D’après des chiffres compilés à partir de statistiques du Directeur général des élections du Québec, le nombre de maires élus sans opposition dans l’ensemble des municipalités est passé de 605 à 519, entre le scrutin de 2005 et celui de 2013. Au niveau des conseillers, on parle d’une diminution de 4302 à 3881, pour les mêmes élections. 

« On voit une diminution appréciable, ce qui est intéressant à constater. C’est faible comme diminution, mais c’est continu », souligne M. Chiasson.

Manque de compétition

Plusieurs facteurs expliquent le très faible taux de compétitivité dans le milieu municipal, particulièrement zone rurale. Les hypothèses sont nombreuses, fait valoir le politologue.

La valorisation du métier de maire ou d’échevin est d’abord loin d’être alléchante pour d’éventuels candidats, note celui-ci.

« Quand on parle du salaire, on parle plus d’un dédommagement la plupart du temps. Les conditions sont aussi assez négligentes. Le nombre de dossiers et de secteurs sur lesquels on demande à l’élu municipal de prendre une décision a tendance à croître. La charge de travail augmente, même si la rémunération reste assez modeste », explique-t-il.

Ensuite, l’absence de partis politiques dans les villes plus petites peut aussi expliquer une partie du phénomène, selon l’expert. 

« En l’absence d’un parti politique et d’une machine pour appuyer sa candidature, ça peut être plus difficile pour des candidats qui ont moins de relations et de capital politique. Il y a aussi le phénomène de la prime au sortant. Un élu qui est déjà en poste, qu’il soit maire ou conseiller, bénéficie d’une visibilité assez importante. La notoriété d’être déjà en place et de connaître les rouages peut donner l’impression que la personne sera difficile à déloger », illustre M. Chiasson.

Ce dernier indique que la « clé de voûte » de la politisation des municipalités passe par le renouvellement de générations.

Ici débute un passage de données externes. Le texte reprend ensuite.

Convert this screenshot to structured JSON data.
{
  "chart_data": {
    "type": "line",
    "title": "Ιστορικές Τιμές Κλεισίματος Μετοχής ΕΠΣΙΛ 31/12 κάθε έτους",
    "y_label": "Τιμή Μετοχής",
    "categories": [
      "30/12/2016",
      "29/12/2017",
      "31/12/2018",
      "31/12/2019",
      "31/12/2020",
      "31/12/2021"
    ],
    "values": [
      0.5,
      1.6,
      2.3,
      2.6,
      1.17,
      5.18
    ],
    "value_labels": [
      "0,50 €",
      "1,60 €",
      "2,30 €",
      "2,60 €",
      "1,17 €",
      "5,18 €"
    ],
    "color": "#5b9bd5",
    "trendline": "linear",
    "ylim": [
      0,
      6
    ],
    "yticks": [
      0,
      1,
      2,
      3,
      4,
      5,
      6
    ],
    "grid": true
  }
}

Il faut convaincre les jeunes à s’engager en modifiant l’offre, mentionne-t-il.

L’un des défis de taille demeure aussi d’enrayer le fameux « stéréotype » que le palier municipal est davantage un gouvernement administratif que politique.

« Si on perçoit que les municipalités s’occupent surtout d’eau potable, de paver des rues et de mettre en place des systèmes d’égouts, ça se peut que ça interpelle moins une certaine catégorie de la population, même les si municipalités font beaucoup plus que ça aujourd’hui », résume M. Chiasson.

« Il y a des raisons d’espérer, mais ça prend un renouvellement de la politique municipale », conclut-il.